After graduating the first time around in 2013, tomorrow I’m going back to University for my very first class… and I am nervous. Why? I’ve done this type of class before, I work at the University… What is going on?
The sensible (ish) twenty-seven year old me knows that this is temporary first-day jitters but still, this state of mind is pretty intense! It kind of feels like muscle memory, somehow studying again has pulled me back into memories of being nineteen and doubting everything I’m doing.
I always thought that as I got older I’d get more confident in my own abilities and be sure of what I was doing but if you didn’t know it already, let me tell you a grown-up secret:
nobody knows 100% what they are doing.
If they say they do they are lying or naive. We are all winging it to some degree.
This fights against what I was told growing up, you go to school, further education, get a career, get a family then retire. Simple one line journey of life.
It hasn’t worked that way for me so far, my journey was more like this: School, college, re-do college, Job, University, Job, Job, thinking about what I actually want for a career, Re-do University whilst having a Job… and not many people talk about this.
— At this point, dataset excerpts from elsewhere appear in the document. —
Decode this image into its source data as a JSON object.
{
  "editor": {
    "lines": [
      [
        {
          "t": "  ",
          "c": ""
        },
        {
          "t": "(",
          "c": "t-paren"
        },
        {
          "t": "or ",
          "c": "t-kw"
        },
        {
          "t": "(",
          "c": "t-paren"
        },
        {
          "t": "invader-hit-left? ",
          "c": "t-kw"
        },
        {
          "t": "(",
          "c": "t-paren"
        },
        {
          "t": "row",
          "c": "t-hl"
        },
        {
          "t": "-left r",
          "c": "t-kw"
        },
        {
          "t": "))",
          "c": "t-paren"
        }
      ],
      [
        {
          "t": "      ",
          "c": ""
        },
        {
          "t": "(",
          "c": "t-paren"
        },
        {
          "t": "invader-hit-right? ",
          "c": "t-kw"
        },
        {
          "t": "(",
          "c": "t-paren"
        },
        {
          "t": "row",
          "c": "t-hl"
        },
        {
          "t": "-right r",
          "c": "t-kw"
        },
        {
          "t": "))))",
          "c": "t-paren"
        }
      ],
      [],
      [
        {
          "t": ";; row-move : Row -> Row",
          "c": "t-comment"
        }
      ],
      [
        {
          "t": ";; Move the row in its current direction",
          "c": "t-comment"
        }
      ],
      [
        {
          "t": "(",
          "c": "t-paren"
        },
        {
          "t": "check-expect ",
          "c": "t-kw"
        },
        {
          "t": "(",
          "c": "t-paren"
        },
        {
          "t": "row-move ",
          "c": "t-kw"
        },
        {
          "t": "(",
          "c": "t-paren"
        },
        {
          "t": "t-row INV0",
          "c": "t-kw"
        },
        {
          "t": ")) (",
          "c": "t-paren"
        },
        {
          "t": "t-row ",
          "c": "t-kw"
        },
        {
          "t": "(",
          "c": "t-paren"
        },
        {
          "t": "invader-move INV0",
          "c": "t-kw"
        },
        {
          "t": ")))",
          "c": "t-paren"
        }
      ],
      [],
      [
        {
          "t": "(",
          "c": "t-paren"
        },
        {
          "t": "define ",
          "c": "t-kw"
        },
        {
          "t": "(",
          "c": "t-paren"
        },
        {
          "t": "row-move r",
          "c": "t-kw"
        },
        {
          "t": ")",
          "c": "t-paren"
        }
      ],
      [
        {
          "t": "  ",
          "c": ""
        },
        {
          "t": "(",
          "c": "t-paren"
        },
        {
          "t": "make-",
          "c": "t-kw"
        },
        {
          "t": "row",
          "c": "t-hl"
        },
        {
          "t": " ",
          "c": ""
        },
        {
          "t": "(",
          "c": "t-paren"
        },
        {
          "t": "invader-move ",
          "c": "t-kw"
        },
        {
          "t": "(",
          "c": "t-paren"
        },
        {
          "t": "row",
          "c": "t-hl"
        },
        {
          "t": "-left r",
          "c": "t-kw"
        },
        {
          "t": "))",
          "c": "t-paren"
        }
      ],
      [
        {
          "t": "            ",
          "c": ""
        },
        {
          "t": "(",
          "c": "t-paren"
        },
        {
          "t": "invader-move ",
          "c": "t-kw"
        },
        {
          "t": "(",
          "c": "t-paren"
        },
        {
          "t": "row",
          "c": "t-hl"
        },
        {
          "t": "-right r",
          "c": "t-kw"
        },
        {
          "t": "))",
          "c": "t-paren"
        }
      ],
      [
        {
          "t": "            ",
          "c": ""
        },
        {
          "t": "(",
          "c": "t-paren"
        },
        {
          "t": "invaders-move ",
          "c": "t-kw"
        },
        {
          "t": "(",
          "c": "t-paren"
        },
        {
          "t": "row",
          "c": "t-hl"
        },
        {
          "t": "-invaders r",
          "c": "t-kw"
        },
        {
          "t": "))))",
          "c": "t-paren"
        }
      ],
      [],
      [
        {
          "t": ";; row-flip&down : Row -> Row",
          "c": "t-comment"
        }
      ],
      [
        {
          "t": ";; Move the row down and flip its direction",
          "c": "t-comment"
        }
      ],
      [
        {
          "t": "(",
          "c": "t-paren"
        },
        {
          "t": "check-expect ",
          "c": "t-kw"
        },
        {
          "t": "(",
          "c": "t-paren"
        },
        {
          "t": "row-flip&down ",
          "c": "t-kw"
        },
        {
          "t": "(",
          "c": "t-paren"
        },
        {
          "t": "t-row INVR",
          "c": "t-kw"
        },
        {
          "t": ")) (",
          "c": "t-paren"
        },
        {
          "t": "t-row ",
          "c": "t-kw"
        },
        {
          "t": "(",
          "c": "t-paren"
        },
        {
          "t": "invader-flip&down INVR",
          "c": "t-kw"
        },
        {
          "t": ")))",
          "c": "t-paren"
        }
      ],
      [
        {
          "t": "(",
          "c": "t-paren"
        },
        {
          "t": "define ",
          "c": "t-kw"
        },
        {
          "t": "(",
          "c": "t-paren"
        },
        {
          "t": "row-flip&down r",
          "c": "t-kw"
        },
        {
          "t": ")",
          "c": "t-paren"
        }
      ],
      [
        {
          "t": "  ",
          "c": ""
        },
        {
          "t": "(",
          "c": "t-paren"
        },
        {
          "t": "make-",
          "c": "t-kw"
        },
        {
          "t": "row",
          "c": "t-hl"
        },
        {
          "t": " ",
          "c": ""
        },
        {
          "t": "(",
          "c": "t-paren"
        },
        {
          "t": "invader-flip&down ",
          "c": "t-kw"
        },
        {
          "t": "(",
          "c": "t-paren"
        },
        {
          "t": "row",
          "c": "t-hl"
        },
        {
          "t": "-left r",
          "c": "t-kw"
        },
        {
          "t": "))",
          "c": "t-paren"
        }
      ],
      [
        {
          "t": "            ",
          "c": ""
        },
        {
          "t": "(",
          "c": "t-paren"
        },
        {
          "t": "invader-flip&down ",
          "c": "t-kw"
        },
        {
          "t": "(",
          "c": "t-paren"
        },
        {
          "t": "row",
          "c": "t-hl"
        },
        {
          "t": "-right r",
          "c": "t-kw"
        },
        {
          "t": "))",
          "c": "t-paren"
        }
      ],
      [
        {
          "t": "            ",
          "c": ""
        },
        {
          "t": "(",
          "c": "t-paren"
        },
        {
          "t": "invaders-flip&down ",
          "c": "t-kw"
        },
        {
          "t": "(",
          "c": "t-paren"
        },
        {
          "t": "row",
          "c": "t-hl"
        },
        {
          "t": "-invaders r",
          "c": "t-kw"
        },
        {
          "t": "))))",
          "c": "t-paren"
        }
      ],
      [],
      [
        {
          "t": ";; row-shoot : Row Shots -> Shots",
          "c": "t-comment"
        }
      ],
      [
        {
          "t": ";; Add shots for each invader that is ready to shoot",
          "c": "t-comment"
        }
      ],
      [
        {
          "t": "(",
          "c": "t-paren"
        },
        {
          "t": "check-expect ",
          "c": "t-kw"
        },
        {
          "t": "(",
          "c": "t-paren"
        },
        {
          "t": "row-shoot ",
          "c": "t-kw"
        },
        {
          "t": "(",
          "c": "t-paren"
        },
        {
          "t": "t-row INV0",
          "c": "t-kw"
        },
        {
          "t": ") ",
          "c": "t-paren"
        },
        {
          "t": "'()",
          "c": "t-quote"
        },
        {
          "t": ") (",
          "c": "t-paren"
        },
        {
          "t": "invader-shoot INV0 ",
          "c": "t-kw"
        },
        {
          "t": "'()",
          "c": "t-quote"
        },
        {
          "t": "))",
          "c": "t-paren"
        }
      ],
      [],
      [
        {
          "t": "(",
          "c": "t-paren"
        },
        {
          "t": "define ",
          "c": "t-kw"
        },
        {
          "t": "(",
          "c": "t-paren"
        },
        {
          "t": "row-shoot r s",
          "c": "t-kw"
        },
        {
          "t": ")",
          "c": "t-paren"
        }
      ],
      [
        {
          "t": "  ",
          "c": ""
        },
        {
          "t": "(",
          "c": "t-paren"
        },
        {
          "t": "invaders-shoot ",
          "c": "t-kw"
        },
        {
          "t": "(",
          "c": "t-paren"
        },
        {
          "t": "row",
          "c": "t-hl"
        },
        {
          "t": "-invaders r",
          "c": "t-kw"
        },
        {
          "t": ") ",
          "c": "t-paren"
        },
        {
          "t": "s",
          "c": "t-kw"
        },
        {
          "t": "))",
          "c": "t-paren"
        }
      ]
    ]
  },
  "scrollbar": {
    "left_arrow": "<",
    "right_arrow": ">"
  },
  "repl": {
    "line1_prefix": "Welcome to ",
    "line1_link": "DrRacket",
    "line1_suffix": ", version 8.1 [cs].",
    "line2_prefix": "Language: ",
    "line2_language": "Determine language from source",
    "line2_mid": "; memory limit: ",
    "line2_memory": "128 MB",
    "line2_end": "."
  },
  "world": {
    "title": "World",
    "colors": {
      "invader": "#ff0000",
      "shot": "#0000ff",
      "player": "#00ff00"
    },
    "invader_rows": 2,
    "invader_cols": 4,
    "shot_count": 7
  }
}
I can’t think of many 16-year-olds who truly know what they want to do and stick with it. Want to know why? Because they’re sixteen! They haven’t tried much! My point is, life isn’t straightforward and you’re the only person who can live your life. This is what I think scares me, there is no manual, guide, or coach on the sidelines that can guarantee you everything you want, it’s down to you. You have to learn as you fumble through.
As tomorrow is edging closer, I’m realising more that I’m nervous not because I’m new in class, not because I’m older than most of the other students, because I haven’t truly trusted my own judgement yet. I don’t know for sure if I’m doing ‘the right thing’, and that I know deep somewhere in my mind it’s bullsh*t and I need to learn to fully embrace my choices and learn from whatever comes my way.
So, as I’m up over-thinking my first class and life in general, I think I’m going to look back at some of the weird and wonderful lessons I’ve lived through over the years and hopefully, they will remind me that I can do this, come what may.